И совершенно неожиданно для Маркевича Ульянов вдруг отчётливым голосом запел:
Бог всесильный, бог любви!
Ты внемли мольбе моей:
я за сестру тебя молю,
сжалься, сжалься ты над ней.
– Ну и лицо у вас было сейчас, – засмеялся он. – Не ждали?
– Представить себе не мог. Хотя, припоминаю, что давеча вы напевали что-то после обеда.
– Да, не отказываю себе иногда. Самопроизовольно как-то выходит. Там дальше есть замечательные строки:
Да, в кровавой борьбе в час сраженья,
клянусь, буду первым я в первых рядах!
Но если судьба так решила, я умру,
покрытый славой, за отчизну паду.
Мбда, замечательная мелодия. Не в моём исполнении, разумеется. Кстати, помните ли вы, где и когда состоялась премьера «Аиды»? Во время открытия Суэцкого канала, на котором, как мы знаем, Корвин совсем юным мичманом присутствовал. Так что вполне мог быть среди первых зрителей, да-с. Ну, что там у нас дельше?
– Что-то греческое.
– Да, именно греческое. Девять. И тоже, видимо, стихи. Вы хорошо знаете греческий? Аккуратно переписали?
– Признаться, не очень хорошо, Владимир Ильич. В корпусе мёртые языки преподавали много хуже живых. Но срисовал по возможности аккуратно. Да тут и немного. Но перевести толком не смогу. Ясно только, что это снова цитата.
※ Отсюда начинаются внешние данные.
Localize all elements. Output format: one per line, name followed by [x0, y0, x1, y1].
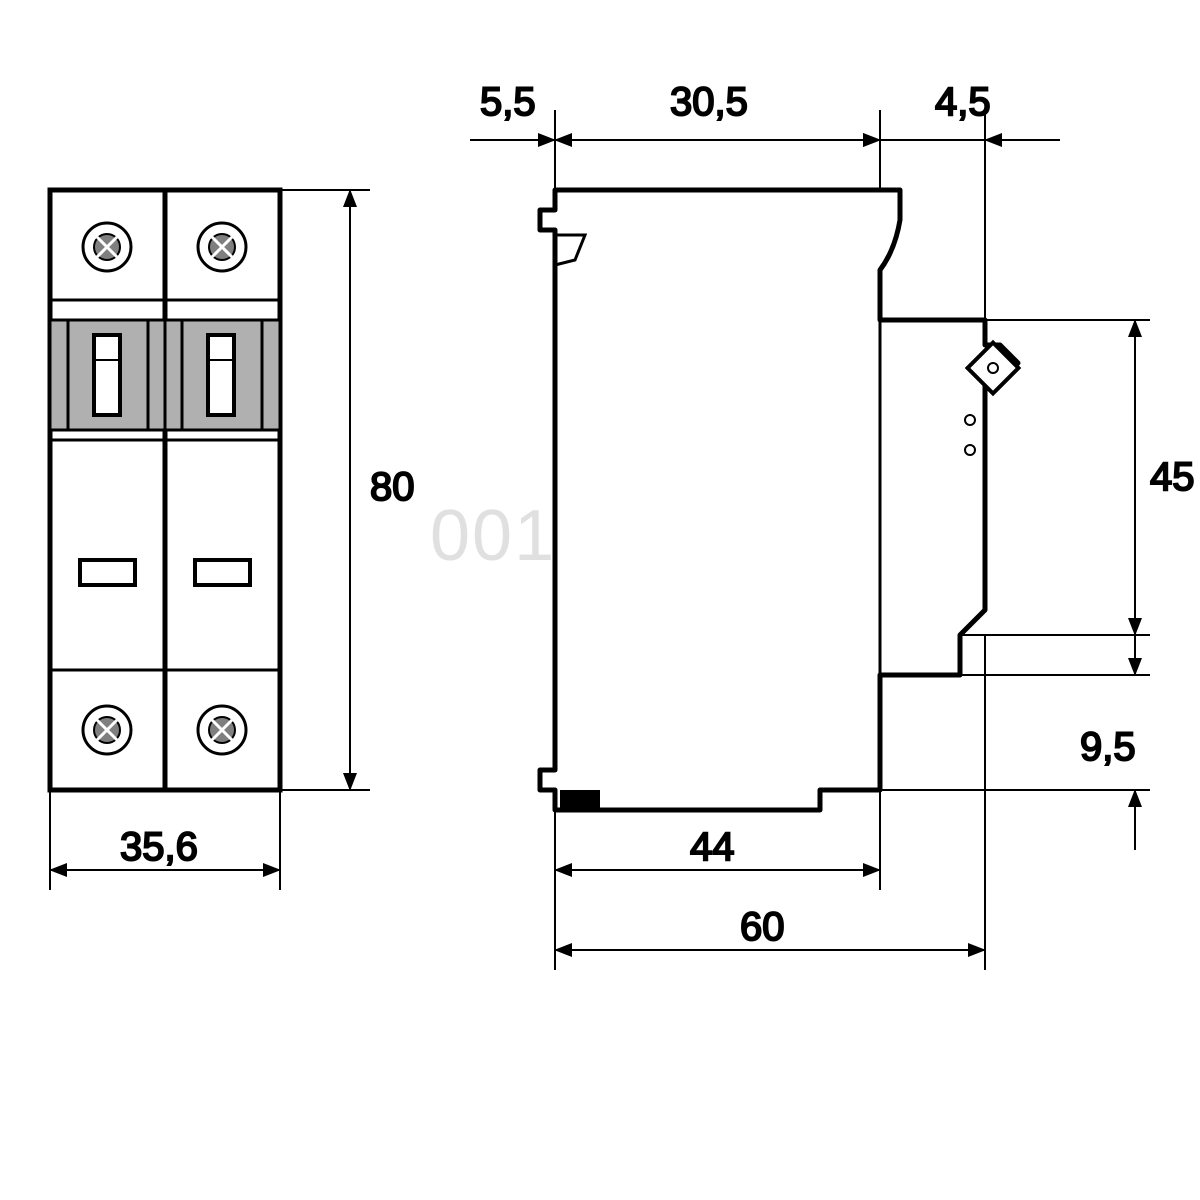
dim-60: 60 [740, 905, 785, 949]
dim-44: 44 [690, 825, 735, 869]
dim-9-5: 9,5 [1080, 725, 1136, 769]
dim-30-5: 30,5 [670, 80, 748, 124]
screw-bl [83, 706, 131, 754]
dim-4-5: 4,5 [935, 80, 991, 124]
dim-5-5: 5,5 [480, 80, 536, 124]
dim-35-6: 35,6 [120, 825, 198, 869]
side-view [540, 190, 1018, 810]
dim-80: 80 [370, 465, 415, 509]
screw-tr [198, 223, 246, 271]
technical-drawing: 001.com.ua [0, 0, 1200, 1200]
screw-tl [83, 223, 131, 271]
screw-br [198, 706, 246, 754]
front-view [50, 190, 280, 790]
dim-45: 45 [1150, 455, 1195, 499]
– Совершенно верно, – ответил Ульянов и, чуть запинаясь, прочёл:
τοι δ’ άνά γάν ’Ασίαν δήν
ούκότι περσονομοΰνται,
ούδ’ ετι δασμοφορουσιν δεσποσύνοισιν άνάγκαις,
Ούδ εΐς γάν προπίτνοντες άρξονται· βασιλεΐα γάρ
διόλωλεν ισχύς.
ούδ’ ετι γλώσσα βροτν. σιν
έν φυλακαΐς· λόλυται γάρ
λαός έλευθερα βάζεΐν,
ώς έλύθη ζυγόν άλκάς.
αίμαχθεΐσα δ’ άρουραν
Αΐαντος περικλΰστα νάσος εχεΐ τά Περσάν
– Интересно. Веледницкий рассказывал, что Корвин не знал древнегреческого и только недавно начал его изучать, – заметил Маркевич.
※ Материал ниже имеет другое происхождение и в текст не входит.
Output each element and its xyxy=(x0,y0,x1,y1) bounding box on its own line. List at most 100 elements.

– В самом деле? Хм. Любопытный способ – начать изучение греческого с Эсхила. Это же «Персы», неужто не узнали? – И Ульянов на секунду задумался, а потом вдруг убрал руки за спину, как примерный ученик на экзамене и довольно громко продекламировал:
А народы Азии
Уж не будут подчиняться
Тем законам,
что им дали персы,
дани уж не будут
Платить персам,
Так как прежде,
Принуждённые к тому
Нуждой рабства, поневоле;
Не подумают они уж
Как подвластные, лежать
На земле простертые:
Ибо мощь царя погибла.
И язык развяжется:
Узы сняты уж с народа,
Так что может он свободно
Говорить, о чем захочет
Кровью упоённые
Пашни острова Аякса,
Омываемого морем,
Схоронили персов силу.
Маркевич рассмеялся.
– Мбда, – сказал Ульянов, почесав шею в районе кадыка. – Эсхилу явно нужен новый перевод на русский. Листайте, листайте.
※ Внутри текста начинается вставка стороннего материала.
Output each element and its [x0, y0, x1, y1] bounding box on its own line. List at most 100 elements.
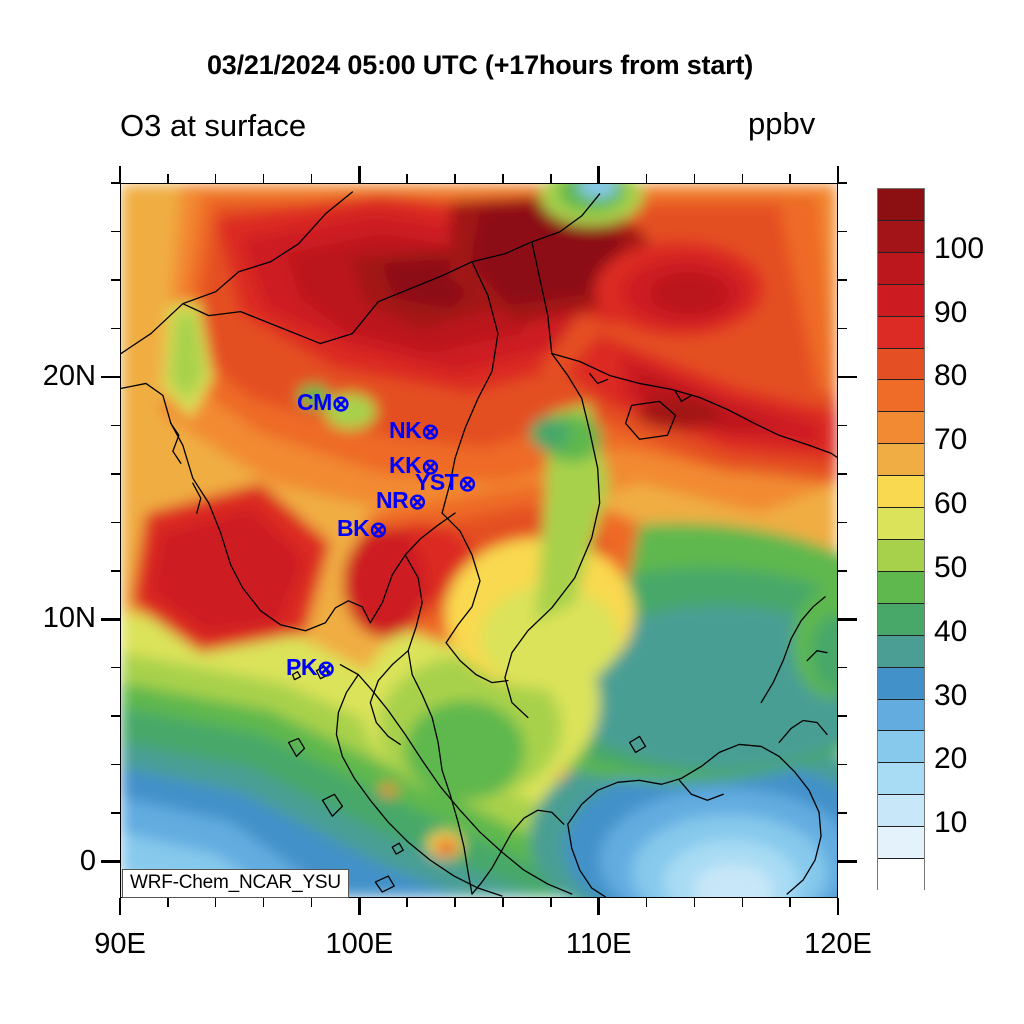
station-label-pk: PK: [286, 654, 317, 680]
station-marker-cm[interactable]: CM⊗: [297, 391, 350, 415]
station-label-yst: YST: [415, 469, 459, 495]
axis-tick: [310, 174, 313, 183]
axis-tick: [406, 174, 408, 183]
axis-tick: [836, 166, 840, 183]
axis-tick: [838, 812, 847, 814]
axis-tick: [838, 570, 847, 572]
axis-tick: [214, 898, 217, 907]
colorbar-band: [878, 731, 924, 764]
colorbar-band: [878, 189, 924, 221]
axis-tick: [502, 898, 504, 907]
axis-tick: [838, 375, 857, 379]
axis-tick: [838, 424, 847, 427]
axis-tick: [693, 174, 696, 183]
axis-tick: [838, 618, 857, 621]
station-marker-kk[interactable]: KK⊗: [389, 452, 440, 479]
axis-tick: [111, 715, 120, 717]
colorbar-band: [878, 220, 924, 253]
ozone-contour-field: [121, 184, 837, 897]
axis-tick: [111, 570, 120, 572]
station-glyph-icon: ⊗: [421, 454, 440, 479]
axis-tick: [838, 279, 847, 281]
axis-tick: [838, 860, 857, 863]
axis-tick: [111, 473, 120, 475]
axis-tick: [111, 521, 120, 524]
colorbar-band: [878, 508, 924, 540]
colorbar-tick-label: 70: [934, 423, 968, 457]
colorbar-band: [878, 571, 924, 604]
station-glyph-icon: ⊗: [458, 471, 477, 496]
colorbar-band: [878, 795, 924, 828]
axis-tick: [645, 898, 648, 907]
station-marker-bk[interactable]: BK⊗: [337, 515, 388, 541]
station-label-kk: KK: [389, 452, 422, 478]
axis-tick: [838, 230, 847, 233]
station-glyph-icon: ⊗: [421, 419, 440, 444]
colorbar-band: [878, 539, 924, 572]
axis-tick: [789, 898, 791, 907]
axis-tick: [101, 860, 120, 863]
axis-tick: [838, 715, 847, 717]
colorbar-tick-label: 40: [934, 614, 968, 648]
axis-tick: [454, 174, 456, 183]
station-glyph-icon: ⊗: [331, 391, 350, 416]
colorbar-band: [878, 699, 924, 732]
axis-tick: [836, 898, 840, 915]
axis-tick: [111, 279, 120, 281]
colorbar-tick-label: 20: [934, 742, 968, 776]
colorbar[interactable]: [877, 188, 925, 891]
station-marker-yst[interactable]: YST⊗: [415, 469, 477, 496]
colorbar-tick-label: 50: [934, 550, 968, 584]
axis-tick: [118, 898, 122, 915]
axis-tick: [693, 898, 696, 907]
station-marker-pk[interactable]: PK⊗: [286, 656, 335, 680]
axis-tick: [111, 763, 120, 766]
x-tick-label: 100E: [325, 928, 394, 960]
axis-tick: [358, 898, 361, 915]
model-watermark: WRF-Chem_NCAR_YSU: [122, 869, 349, 898]
axis-tick: [111, 327, 120, 330]
colorbar-band: [878, 380, 924, 413]
station-label-nk: NK: [389, 417, 422, 443]
axis-tick: [838, 182, 847, 184]
colorbar-band: [878, 252, 924, 285]
axis-tick: [645, 174, 648, 183]
station-marker-nk[interactable]: NK⊗: [389, 417, 440, 444]
axis-tick: [214, 174, 217, 183]
x-tick-label: 90E: [94, 928, 146, 960]
colorbar-tick-label: 60: [934, 487, 968, 521]
axis-tick: [111, 230, 120, 233]
colorbar-band: [878, 763, 924, 796]
axis-tick: [111, 182, 120, 184]
map-plot-area[interactable]: CM⊗ NK⊗ KK⊗ YST⊗ NR⊗ BK⊗ PK⊗: [120, 183, 838, 898]
axis-tick: [454, 898, 456, 907]
x-tick-label: 110E: [565, 928, 632, 960]
axis-tick: [262, 898, 265, 907]
colorbar-band: [878, 635, 924, 668]
axis-tick: [358, 166, 361, 183]
axis-tick: [406, 898, 408, 907]
colorbar-band: [878, 348, 924, 381]
axis-tick: [262, 174, 265, 183]
axis-tick: [111, 424, 120, 427]
colorbar-tick-label: 10: [934, 806, 968, 840]
colorbar-band: [878, 284, 924, 317]
axis-tick: [310, 898, 313, 907]
station-marker-nr[interactable]: NR⊗: [376, 487, 427, 513]
axis-tick: [741, 898, 744, 907]
colorbar-band: [878, 603, 924, 636]
axis-tick: [101, 618, 120, 621]
colorbar-band: [878, 412, 924, 445]
station-label-nr: NR: [376, 487, 409, 513]
station-label-bk: BK: [337, 515, 370, 541]
axis-tick: [111, 666, 120, 669]
colorbar-tick-label: 100: [934, 231, 985, 265]
axis-tick: [838, 327, 847, 330]
units-label: ppbv: [748, 106, 816, 141]
y-tick-label: 0: [79, 844, 96, 877]
colorbar-band: [878, 316, 924, 349]
station-glyph-icon: ⊗: [316, 656, 335, 681]
y-tick-label: 10N: [42, 602, 96, 635]
axis-tick: [597, 898, 600, 915]
axis-tick: [741, 174, 744, 183]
И Маркевич перелистнул. Было там вот что: Young prince of Tyre, you have at large received The danger of the task you undertake. Hail, sir! my lord, lend ear. Номер же стоял – сто двадцать семь.
– Английский. Давайте, Степан Сергеевич, блесните.
– Последнее предложение подчёркнуто. Дважды, – заметил Маркевич. – Но я переведу, конечно. Это Шекспир. И, кстати, это произносят разные персонажи.
Обдумали ль подробно, тирский князь,
Какой вы подвергаете себя
Опасности, решась на это дело?
Это говорит Антиох. А это уже Марина: Hail, sir! my lord, lend ear. Кажется, это будет так:
Внемлите мне,
Достойный князь, склоните ухо.
– Любопытно, – сказал Ульянов. – А что это за пьеса?
– «Перикл».
– Любопытно, – повторил Ульянов. – Не припоминаю, чтобы читал. Вечно не доходят руки… Так. Что там у нас на очереди?
– Две надписи, заключённые в овал, словно имя фараона. Кажется, это называется картуш. Кстати, такими картушами снабжены только эти две цитаты – по крайней мере из тех, что я успел срисовать. Обе были, сколь я помню, прямо над столом Корвина. Обе – записаны скорописью, вот только систему я не узнаю: это точно не Ольхин. Может, Иванин? Так или иначе, попробуем разобрать. Тем более обе – явно из Священного Писания. Первая, номер шестьдесят один. «Язв ей смрт плач глад огнм сожжен будт». Здорово смахивает на Апокалипсис. И вторая. Двести пятьдесят семь. «Сведт тя умреши смртю язвнх в срдц морстм»…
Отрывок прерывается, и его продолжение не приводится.